IQNA

Bombings in Kabul Kill 2, including Cleric

17:03 - February 02, 2021
News ID: 3473883
TEHRAN (IQNA) – Separate explosions, set off by sticky bombs attached to cars, killed at least two people in the Afghan capital on Tuesday, including a prominent cleric who headed an Islamic nonprofit organization, officials said.

 

Afghan President Ashraf Ghani denounced the cleric’s death as a “terrorist attack on the dignity and bright future of Afghanistan”. No one immediately claimed responsibility for the Kabul attacks, which also wounded five people.

The first bomb was attached to a military vehicle in central Kabul and wounded two military personnel, said Ferdaws Faramarz, spokesman for the Kabul police chief, AP reported.

An hour later, the second bomb, in the northern part of the city, killed two people, including cleric Mohammad Atef, and wounded two others. A third sticky bomb wounded one person in western Kabul. Faramarz said police are investigating.

Ghani, in a statement released by the Presidential Palace, also said that Atef’s killing was the latest in a series of targeted crimes and assassinations. Atef headed the central council of Jamiat-e-Eslah of Afghanistan.
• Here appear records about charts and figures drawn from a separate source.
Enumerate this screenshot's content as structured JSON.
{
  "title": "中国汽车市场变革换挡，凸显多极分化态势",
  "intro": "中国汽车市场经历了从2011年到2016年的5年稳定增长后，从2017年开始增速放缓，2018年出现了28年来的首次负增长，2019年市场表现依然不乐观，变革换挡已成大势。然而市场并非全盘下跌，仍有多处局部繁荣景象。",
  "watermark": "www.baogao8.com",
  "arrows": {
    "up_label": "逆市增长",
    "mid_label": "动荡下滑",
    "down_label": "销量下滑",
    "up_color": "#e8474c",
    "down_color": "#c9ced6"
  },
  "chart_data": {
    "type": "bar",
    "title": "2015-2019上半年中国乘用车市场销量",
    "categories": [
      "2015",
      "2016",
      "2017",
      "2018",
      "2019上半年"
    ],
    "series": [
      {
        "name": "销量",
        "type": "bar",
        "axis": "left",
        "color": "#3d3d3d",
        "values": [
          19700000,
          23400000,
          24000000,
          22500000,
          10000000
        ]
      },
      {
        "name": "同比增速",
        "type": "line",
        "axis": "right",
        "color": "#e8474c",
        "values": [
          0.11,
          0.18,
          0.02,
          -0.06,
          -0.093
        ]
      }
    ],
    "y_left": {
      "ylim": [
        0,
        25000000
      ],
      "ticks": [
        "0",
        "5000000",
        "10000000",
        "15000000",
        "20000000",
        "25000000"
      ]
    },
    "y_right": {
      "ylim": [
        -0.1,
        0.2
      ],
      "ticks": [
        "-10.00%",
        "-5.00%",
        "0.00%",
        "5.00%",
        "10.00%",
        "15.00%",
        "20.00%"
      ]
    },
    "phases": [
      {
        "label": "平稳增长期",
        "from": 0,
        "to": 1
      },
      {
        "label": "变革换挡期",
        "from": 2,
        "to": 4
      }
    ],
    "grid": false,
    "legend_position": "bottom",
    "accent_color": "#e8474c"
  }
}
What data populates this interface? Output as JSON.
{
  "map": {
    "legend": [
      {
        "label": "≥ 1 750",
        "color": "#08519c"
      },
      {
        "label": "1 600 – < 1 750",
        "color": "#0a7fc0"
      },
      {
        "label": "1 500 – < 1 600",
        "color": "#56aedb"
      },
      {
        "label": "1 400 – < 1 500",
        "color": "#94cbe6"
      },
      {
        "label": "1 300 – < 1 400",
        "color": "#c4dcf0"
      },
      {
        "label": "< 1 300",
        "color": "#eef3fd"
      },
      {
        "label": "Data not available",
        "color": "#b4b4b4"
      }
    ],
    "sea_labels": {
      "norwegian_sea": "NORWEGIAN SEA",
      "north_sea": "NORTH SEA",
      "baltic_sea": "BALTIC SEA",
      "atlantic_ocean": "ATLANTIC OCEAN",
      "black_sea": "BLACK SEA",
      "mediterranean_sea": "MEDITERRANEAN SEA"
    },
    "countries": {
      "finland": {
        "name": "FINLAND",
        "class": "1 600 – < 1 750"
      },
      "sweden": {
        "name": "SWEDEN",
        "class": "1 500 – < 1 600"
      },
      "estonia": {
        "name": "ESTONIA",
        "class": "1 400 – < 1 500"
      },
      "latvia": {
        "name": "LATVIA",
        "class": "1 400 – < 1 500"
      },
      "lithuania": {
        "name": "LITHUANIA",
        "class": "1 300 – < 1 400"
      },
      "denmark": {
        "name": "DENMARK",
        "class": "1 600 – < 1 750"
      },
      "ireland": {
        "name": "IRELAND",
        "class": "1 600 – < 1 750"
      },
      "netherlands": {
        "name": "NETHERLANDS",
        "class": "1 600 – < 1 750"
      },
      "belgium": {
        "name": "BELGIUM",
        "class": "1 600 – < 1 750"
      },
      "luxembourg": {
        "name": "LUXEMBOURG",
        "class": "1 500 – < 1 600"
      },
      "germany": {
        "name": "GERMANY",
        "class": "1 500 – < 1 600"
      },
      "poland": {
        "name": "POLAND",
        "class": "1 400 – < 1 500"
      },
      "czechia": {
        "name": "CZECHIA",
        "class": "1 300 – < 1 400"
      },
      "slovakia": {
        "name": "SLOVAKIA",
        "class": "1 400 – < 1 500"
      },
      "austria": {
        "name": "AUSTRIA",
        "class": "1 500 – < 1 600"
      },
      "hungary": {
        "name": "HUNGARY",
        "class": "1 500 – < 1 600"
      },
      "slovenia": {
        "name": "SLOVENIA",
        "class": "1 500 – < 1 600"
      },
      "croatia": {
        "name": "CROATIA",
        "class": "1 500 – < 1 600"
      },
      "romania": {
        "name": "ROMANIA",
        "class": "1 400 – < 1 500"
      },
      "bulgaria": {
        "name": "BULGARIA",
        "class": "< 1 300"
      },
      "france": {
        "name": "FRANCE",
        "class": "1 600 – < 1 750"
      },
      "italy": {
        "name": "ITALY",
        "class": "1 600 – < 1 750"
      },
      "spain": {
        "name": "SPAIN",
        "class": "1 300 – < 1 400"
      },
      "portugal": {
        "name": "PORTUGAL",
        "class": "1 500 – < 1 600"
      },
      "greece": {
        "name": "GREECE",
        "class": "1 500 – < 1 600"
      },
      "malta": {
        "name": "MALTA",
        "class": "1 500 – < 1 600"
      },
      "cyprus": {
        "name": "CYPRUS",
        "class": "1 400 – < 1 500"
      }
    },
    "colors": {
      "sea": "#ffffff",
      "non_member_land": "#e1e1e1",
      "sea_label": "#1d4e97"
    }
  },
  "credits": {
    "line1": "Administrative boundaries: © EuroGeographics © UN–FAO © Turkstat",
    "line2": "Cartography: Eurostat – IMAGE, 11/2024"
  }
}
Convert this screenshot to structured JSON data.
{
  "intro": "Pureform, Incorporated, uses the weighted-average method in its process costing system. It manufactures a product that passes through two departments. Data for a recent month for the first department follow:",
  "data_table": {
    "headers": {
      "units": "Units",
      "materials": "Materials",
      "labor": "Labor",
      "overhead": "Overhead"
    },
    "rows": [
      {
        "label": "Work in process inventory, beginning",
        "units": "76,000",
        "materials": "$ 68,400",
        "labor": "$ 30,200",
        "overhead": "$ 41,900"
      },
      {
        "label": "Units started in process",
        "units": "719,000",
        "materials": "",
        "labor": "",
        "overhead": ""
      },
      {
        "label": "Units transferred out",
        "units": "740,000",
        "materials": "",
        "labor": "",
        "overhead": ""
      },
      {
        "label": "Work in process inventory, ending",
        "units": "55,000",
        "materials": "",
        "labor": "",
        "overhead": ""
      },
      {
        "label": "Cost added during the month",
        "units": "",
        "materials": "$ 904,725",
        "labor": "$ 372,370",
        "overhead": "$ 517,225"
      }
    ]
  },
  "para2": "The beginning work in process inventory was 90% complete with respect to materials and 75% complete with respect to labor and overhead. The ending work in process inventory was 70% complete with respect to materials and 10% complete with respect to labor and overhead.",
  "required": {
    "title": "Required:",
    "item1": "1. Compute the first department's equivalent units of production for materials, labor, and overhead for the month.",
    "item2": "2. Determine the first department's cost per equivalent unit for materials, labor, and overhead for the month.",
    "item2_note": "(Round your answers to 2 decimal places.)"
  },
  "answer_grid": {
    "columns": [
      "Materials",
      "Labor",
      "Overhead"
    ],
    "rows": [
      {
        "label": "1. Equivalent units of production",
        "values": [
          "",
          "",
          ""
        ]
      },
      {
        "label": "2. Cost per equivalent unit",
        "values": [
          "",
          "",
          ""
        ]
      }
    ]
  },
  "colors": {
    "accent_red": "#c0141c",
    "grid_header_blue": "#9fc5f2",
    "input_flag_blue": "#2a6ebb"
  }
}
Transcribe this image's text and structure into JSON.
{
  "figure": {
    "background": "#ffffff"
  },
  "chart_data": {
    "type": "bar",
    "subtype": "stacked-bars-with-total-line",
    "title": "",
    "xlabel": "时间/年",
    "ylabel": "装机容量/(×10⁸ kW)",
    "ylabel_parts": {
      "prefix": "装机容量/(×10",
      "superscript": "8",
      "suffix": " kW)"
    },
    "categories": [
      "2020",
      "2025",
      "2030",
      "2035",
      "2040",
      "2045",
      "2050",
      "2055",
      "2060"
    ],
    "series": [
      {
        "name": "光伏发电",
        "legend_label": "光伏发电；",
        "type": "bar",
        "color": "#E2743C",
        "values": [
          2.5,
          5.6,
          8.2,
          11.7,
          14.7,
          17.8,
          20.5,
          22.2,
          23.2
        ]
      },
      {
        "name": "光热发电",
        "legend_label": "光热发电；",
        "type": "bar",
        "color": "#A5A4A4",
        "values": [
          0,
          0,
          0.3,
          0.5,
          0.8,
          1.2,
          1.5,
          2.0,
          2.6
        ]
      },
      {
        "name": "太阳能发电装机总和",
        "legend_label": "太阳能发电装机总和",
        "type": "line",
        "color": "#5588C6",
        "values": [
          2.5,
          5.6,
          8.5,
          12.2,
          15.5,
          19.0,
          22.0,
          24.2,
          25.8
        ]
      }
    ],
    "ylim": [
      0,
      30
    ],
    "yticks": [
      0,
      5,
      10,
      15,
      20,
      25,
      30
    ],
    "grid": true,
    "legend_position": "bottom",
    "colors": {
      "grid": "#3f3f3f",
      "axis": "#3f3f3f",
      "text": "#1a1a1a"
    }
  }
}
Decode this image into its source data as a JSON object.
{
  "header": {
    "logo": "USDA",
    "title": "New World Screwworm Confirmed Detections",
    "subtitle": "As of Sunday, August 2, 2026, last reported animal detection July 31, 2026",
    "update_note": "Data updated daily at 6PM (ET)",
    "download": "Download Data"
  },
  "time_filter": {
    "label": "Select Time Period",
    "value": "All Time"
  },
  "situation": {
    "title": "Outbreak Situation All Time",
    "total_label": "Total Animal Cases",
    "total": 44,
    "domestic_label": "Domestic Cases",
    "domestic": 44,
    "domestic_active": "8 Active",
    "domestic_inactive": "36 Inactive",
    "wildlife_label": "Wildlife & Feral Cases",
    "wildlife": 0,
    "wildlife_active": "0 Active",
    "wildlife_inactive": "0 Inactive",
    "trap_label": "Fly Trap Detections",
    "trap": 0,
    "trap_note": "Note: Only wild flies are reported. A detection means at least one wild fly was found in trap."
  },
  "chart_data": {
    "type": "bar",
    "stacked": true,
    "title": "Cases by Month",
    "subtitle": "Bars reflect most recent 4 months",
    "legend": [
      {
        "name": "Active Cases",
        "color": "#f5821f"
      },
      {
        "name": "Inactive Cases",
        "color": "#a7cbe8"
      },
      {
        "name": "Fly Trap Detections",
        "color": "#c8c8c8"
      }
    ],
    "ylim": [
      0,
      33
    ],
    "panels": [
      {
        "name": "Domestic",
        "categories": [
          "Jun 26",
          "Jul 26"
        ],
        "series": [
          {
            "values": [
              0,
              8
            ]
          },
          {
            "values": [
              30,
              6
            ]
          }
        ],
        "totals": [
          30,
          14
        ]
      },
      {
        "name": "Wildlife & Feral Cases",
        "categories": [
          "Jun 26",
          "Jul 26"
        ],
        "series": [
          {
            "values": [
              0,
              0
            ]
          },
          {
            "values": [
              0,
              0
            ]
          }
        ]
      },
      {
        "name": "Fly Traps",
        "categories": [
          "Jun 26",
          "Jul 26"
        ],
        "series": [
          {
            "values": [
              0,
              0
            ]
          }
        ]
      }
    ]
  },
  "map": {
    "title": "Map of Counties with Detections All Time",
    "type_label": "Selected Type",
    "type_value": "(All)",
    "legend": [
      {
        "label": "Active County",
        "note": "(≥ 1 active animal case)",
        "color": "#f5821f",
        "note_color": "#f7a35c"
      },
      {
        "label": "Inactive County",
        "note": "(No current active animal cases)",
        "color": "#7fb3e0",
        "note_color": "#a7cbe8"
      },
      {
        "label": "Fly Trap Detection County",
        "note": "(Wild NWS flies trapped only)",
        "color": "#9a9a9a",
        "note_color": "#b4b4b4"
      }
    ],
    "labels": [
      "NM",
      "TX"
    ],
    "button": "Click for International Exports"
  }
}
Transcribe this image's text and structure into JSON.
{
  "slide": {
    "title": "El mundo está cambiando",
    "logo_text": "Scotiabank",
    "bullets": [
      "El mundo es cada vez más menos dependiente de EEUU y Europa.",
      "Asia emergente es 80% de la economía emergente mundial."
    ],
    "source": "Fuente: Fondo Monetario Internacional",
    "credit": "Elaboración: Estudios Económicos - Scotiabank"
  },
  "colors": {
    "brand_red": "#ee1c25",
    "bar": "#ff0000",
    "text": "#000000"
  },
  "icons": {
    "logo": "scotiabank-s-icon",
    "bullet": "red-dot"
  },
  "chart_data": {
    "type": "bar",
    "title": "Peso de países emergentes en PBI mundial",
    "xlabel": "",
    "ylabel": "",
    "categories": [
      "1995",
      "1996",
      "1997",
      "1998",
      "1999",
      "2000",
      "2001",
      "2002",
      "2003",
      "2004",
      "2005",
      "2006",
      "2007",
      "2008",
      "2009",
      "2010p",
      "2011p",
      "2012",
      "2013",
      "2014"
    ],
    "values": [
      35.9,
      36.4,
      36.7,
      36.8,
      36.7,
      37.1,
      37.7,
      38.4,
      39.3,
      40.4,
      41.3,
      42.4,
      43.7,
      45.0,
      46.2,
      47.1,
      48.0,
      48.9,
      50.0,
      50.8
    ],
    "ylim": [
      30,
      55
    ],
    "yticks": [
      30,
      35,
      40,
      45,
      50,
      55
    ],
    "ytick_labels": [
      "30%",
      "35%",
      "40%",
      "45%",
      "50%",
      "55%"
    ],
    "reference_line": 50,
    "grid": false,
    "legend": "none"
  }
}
Abdullah Abdullah, the chairman of the country’s High Council for National Reconciliation, also condemned Atef’s killing.

“Atef was a supporter of peace and reconciliation in the country,” he said in a statement. “But unfortunately, the enemies of the Afghan people took him away from us.”

The Taliban also condemned the cleric’s death, blaming the Afghan intelligence agency without offering any evidence to the claim. Taliban spokesman, Zabihullah Mujahid, said the insurgents learned of Atef’s killing “with great sadness" — an apparent denial they had played a role in the bombing.

In recent months, the Daesh terrorist group has claimed responsibility for multiple attacks in Kabul, including on schools and educational institutions that killed 50 people, most of them students.  

On Monday, a report by a US government watchdog — the Special Inspector General for Afghanistan Reconstruction, known as SIGAR — said that Taliban attacks in the Afghan capital of Kabul are also on the rise, with increasing targeted killings of government officials, civil-society leaders and journalists.